Под небом голубым - Аренев Владимир. Страница 16
— Сначала поговорим, — сказал человек. — Я хотел бы кое-что уточнить.
— Уточняйте, — кивнул Дер-Рокта. — Но учтите: я не всезнающ и не всемогущ.
— Надеюсь, что ваши способности не ограничиваются «показухой» и вы выполните свою часть договора.
— Выполню, — заверил гость. — Ну так что там с вопросами?
Человек выдержал паузу, собираясь с мыслями.
— Первое… — он надолго замолчал, а потом вымолвил, стараясь удержать взмыленных скакунов нетерпения: — Что такое город?

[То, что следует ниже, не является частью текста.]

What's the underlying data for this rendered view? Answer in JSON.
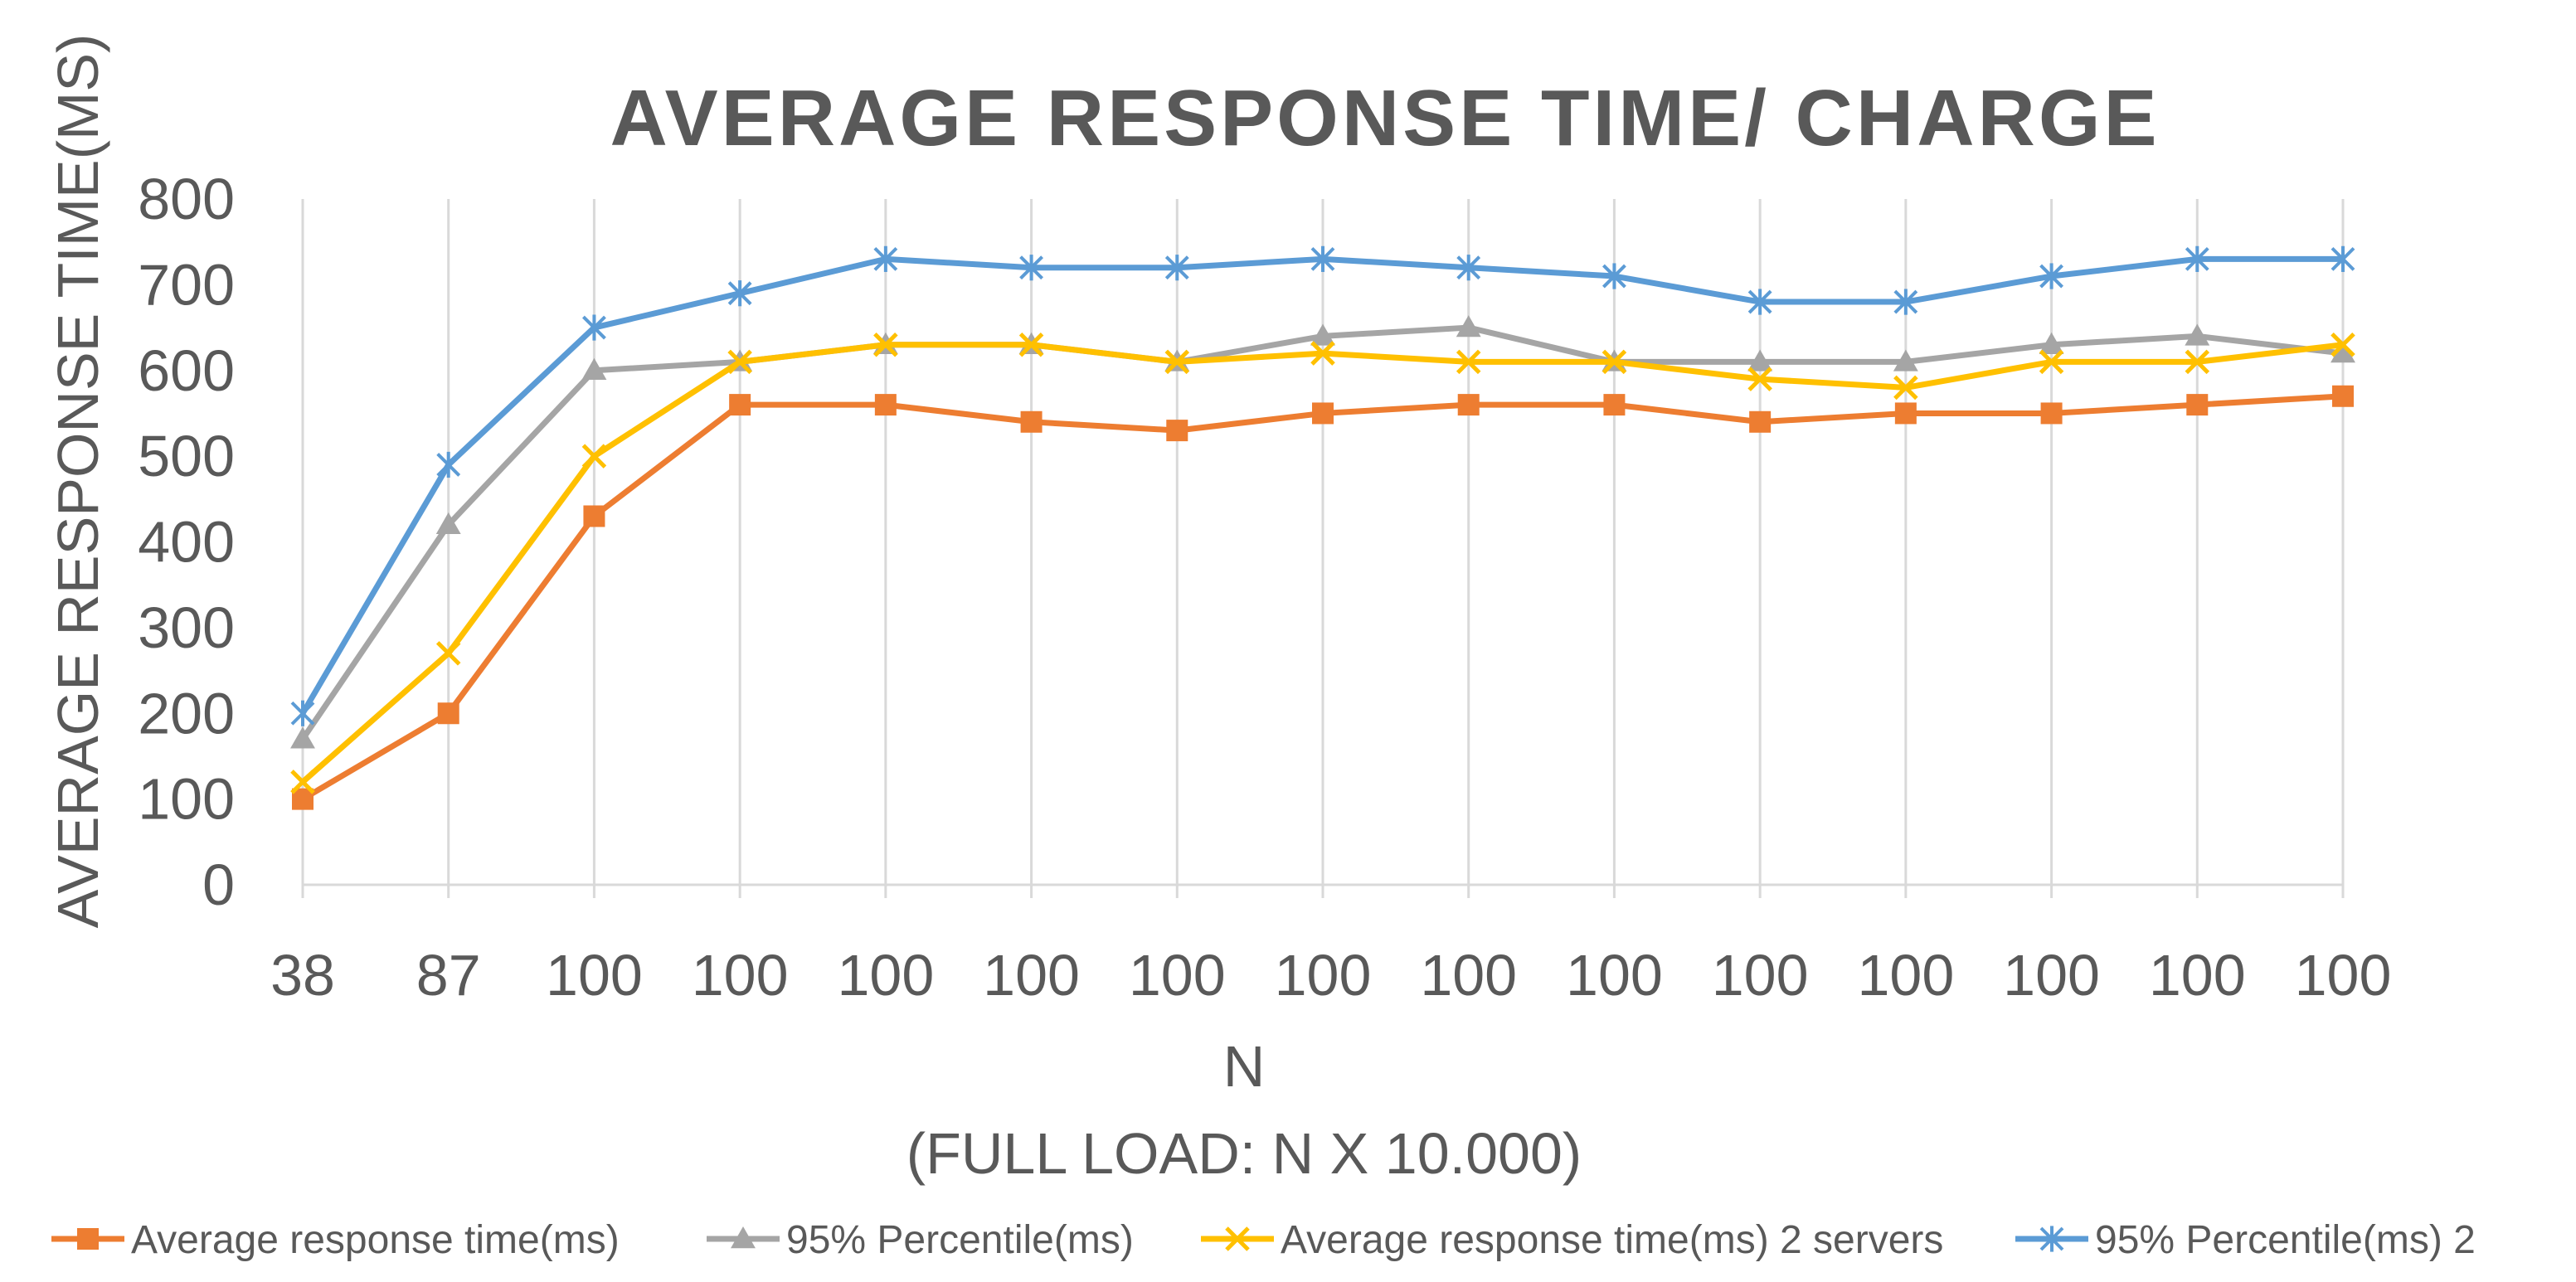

— Город это город, — Дер-Рокта легонько пожал плечами; черная, с золотистым узором рубашка и алый пиджак неохотно повторили его движение. — Это не плод вашего воображения, он реально существует… по крайней мере, в местных «здесь» и «сейчас».
— Допустим. Откуда он взялся?
— А откуда, по-вашему, берутся города? Его построили. Вернее, не так, — поправил он себя. — Когда-то его начали строить.
— А теперь?
— А что теперь? — удивился гость.
— Теперь, когда город больше никто не строит — он ведь должен умереть. И умрет; может быть, уже умирает. Но вот появляетесь вы, чтобы… — для чего, а? Ведь не ради одного города, тот же рано или поздно все равно погибнет. Значит…

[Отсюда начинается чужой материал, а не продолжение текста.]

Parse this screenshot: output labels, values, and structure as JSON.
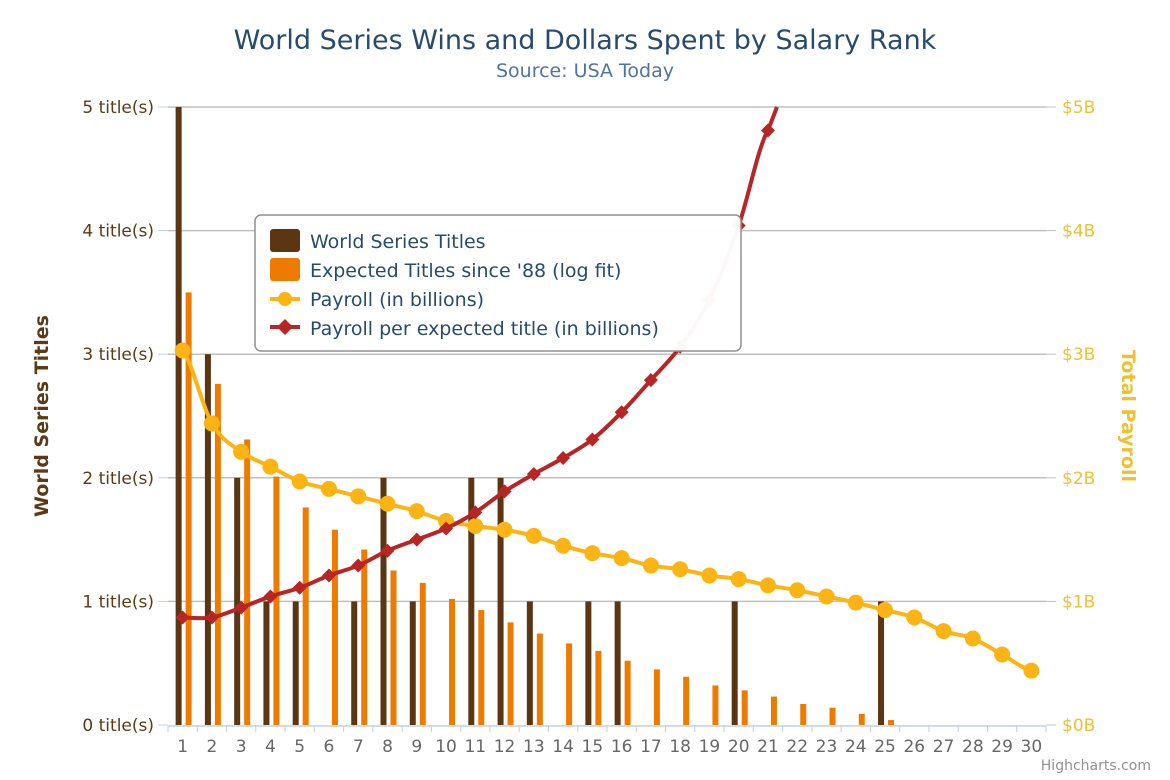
{
  "chart_data": {
    "type": "bar",
    "title": "World Series Wins and Dollars Spent by Salary Rank",
    "subtitle": "Source: USA Today",
    "xlabel": "",
    "categories": [
      "1",
      "2",
      "3",
      "4",
      "5",
      "6",
      "7",
      "8",
      "9",
      "10",
      "11",
      "12",
      "13",
      "14",
      "15",
      "16",
      "17",
      "18",
      "19",
      "20",
      "21",
      "22",
      "23",
      "24",
      "25",
      "26",
      "27",
      "28",
      "29",
      "30"
    ],
    "y_axis_left": {
      "title": "World Series Titles",
      "ylim": [
        0,
        5
      ],
      "ticks": [
        0,
        1,
        2,
        3,
        4,
        5
      ],
      "tick_labels": [
        "0 title(s)",
        "1 title(s)",
        "2 title(s)",
        "3 title(s)",
        "4 title(s)",
        "5 title(s)"
      ],
      "color": "#5c3a15"
    },
    "y_axis_right": {
      "title": "Total Payroll",
      "ylim": [
        0,
        5
      ],
      "ticks": [
        0,
        1,
        2,
        3,
        4,
        5
      ],
      "tick_labels": [
        "$0B",
        "$1B",
        "$2B",
        "$3B",
        "$4B",
        "$5B"
      ],
      "color": "#f0c030"
    },
    "grid": true,
    "legend_position": "top-left inside plot",
    "series": [
      {
        "name": "World Series Titles",
        "type": "column",
        "axis": "left",
        "color": "#5c3513",
        "values": [
          5,
          3,
          2,
          1,
          1,
          0,
          1,
          2,
          1,
          0,
          2,
          2,
          1,
          0,
          1,
          1,
          0,
          0,
          0,
          1,
          0,
          0,
          0,
          0,
          1,
          0,
          0,
          0,
          0,
          0
        ]
      },
      {
        "name": "Expected Titles since '88 (log fit)",
        "type": "column",
        "axis": "left",
        "color": "#ee7b00",
        "values": [
          3.5,
          2.76,
          2.31,
          2.01,
          1.76,
          1.58,
          1.42,
          1.25,
          1.15,
          1.02,
          0.93,
          0.83,
          0.74,
          0.66,
          0.6,
          0.52,
          0.45,
          0.39,
          0.32,
          0.28,
          0.23,
          0.17,
          0.14,
          0.09,
          0.04,
          0,
          0,
          0,
          0,
          0
        ]
      },
      {
        "name": "Payroll (in billions)",
        "type": "line",
        "axis": "right",
        "color": "#fbb414",
        "marker": "circle",
        "values": [
          3.03,
          2.44,
          2.21,
          2.09,
          1.97,
          1.91,
          1.85,
          1.79,
          1.73,
          1.65,
          1.61,
          1.58,
          1.53,
          1.45,
          1.39,
          1.35,
          1.29,
          1.26,
          1.21,
          1.18,
          1.13,
          1.09,
          1.04,
          0.99,
          0.93,
          0.87,
          0.76,
          0.7,
          0.57,
          0.44
        ]
      },
      {
        "name": "Payroll per expected title (in billions)",
        "type": "line",
        "axis": "right",
        "color": "#b82525",
        "marker": "diamond",
        "values": [
          0.87,
          0.87,
          0.95,
          1.04,
          1.11,
          1.21,
          1.29,
          1.41,
          1.5,
          1.59,
          1.72,
          1.89,
          2.03,
          2.16,
          2.31,
          2.53,
          2.79,
          3.06,
          3.44,
          4.04,
          4.81,
          null,
          null,
          null,
          null,
          null,
          null,
          null,
          null,
          null
        ]
      }
    ],
    "credits": "Highcharts.com"
  }
}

Дер-Рокта сокрушенно покачал головой:
— Я с самого начала знал, что придется бороться с предубеждениями. Как бы я себя не вел. Мог говорить с вами развязно и запанибратски, хамовито и самоуверенно, — но ведь именно таким вы представляете себе черта. Мог вести себя величественно и великодушно, по-зверски или по-свински, быть бесстрастным, как скала, или участливым, словно исповедник грехов… я даже мог вести себя просто нормально — и вел себя так — и вы все равно принимаете меня за этот плоский силуэт, за эту картонную фигуру, которую так привыкли встречать в книгах, прочитанных вами прежде. Не хочу. Поэтому отныне я буду вести себя так, как вели бы себя вы, — как ведете себя вы, — сейчас. Ну что, годится?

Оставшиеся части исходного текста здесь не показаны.